その4
「今日は七人も休みか?」
教室内、本間咲子は目立つ空席を見渡した。
「ノッコもダウンしてるみたいやけど、大丈夫かな」
七瀬真琴が心配そうに欠席している華埜子の席を見た。
「既読にもならへんし、帰り、様子見に行こか」
咲子も心配してはいるのだろうが、いつもと変わらず明るい弾んだ声がそれを感じさせなかった。

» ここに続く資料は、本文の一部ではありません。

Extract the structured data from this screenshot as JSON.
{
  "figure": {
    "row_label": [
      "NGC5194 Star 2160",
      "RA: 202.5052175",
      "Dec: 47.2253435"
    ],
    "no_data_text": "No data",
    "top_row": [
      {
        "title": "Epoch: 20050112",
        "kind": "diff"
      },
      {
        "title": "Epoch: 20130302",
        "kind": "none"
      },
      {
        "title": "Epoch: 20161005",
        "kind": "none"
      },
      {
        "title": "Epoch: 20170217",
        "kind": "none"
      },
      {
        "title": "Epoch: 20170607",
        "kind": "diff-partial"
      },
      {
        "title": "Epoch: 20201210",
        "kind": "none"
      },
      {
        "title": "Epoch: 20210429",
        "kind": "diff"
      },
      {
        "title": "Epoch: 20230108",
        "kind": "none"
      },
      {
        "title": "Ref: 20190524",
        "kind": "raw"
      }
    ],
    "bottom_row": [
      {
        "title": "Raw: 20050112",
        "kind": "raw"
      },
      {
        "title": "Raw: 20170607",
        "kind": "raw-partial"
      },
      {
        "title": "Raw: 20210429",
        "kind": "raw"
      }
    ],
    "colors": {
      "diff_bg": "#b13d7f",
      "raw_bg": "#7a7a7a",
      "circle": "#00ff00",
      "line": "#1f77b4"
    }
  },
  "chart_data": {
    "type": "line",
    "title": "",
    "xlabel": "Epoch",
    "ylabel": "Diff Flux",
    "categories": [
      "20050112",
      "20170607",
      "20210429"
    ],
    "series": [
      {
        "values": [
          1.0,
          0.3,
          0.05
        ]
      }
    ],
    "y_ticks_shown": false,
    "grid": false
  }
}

「そやな、叔母さん仕事で帰りは遅いみたいやし、なんか食料持って行ってあげよ」
華埜子は叔母と二人暮らしなので、一人で家にいるだろう華埜子を案じていた。
「インフルエンザとは違うみたいやけど、そうとう性質悪い風邪やな、うちの学校だけ違て、他でも出てるみたいやで、既に学級閉鎖になってるとこもあるみたい」
咲子が言った。
「他の学校では意識不明の重体で入院した人もいるみたいやで、なんか別の伝染病も疑われてるらしいけど、まだハッキリわからんみたいやわ。あたしらも気ぃつけなアカンな」
咲子は腕組みしながら難しそうな顔をした。
「……ノッコ、大丈夫かな」
真琴は一人で家にいる華埜子がにわかに心配になった。
「意識不明になってたりしいひんやろな」
「まさかぁ」
真琴はじっとしていられなくなって立ち上がり、
「行ってくるわ」
「えっ、授業は?」
咲子が止める間もなく、教室から出て行った。
* * *
きらびやかに荘厳された祭壇の前に、背中が丸くなった小柄な老女、雫がチョコンと座っていた。
突然、雫の後方に白い光の玉が出現した。
それが小さくなると、白い着物姿で妖艶な美しさを醸し出す霞が現れた。
「流風の具合はどうや?」
雫は振り向きもせずに尋ねた。
「まだ熱は下がらん、苦しそうだ」
「そうか……」
雫の表情が翳った。
霞は神妙な面持ちで雫の横に正座した。
「魂が、なにかに囚われている」
「ただの風邪やないと思てたけど……」
「どこで囚われたのかが分かれば、対処の方法もあるのだが」
霞は祭壇の中央に安置されているご神体の銅鏡に目をやった。
「鏡はなんと言っておる?」
「筆……」
「筆?」
霞はハッと目を見開いた。
「なんか心当たりがありそうやな」
「ああ」
立ち上がる霞。
霞は再び白い光の玉になり、消えた。
霞と入れ替わりに颯志が入室した。
「感心しませんなぁ、妖怪を神聖な祭場に入れるのは」
眉間に皺を寄せ、渋い表情。
「霞はただの妖怪違うで、左京の山の守り神や」
「ま、雫様がそう言うんやったら、しゃーないけど、儂は体が受け付けへん」
「頑固やなぁ」
颯志は霞の後方に正座した。
「けど、困りましたなぁ、流風になんかあったら、分家の真佐が黙ってへんで」
「大丈夫やろ、流風には守り神の霞が付いてるんやし、死なせるようなことはない」
「なんであの子を京都にとどめることにしたんですか?」
「鏡がそう言うてる」
「ほんまですか?」
颯志は疑いの目を向けた。
「向こうも、優秀なハンターを手放したないみたいやし、真佐も本心は面白ないでしょ」
「うちが鏡に見た言うたら、従わん訳にはいかんやろ」
雫は意味ありげな笑みを浮かべた。
「相変わらず狸ですなぁ、まあ、初めてあの子を見た時、呼び寄せた訳が分かりましたけどな」
「聞こえたか、あの子の心の叫びが」
「感情を押し殺した暗い瞳、身につまされる思いがしました」
「あの子はこれからも運命に翻弄されるんやろなぁ」
雫は遠い目をして宙を見た。
「やはり、鏡に……」
颯志はもう一度聞こうとしたが、雫はコクリと首をうなだれた。
そして無邪気な寝顔で、寝息をたてはじめた。
それを見て、颯志は苦笑をこぼした。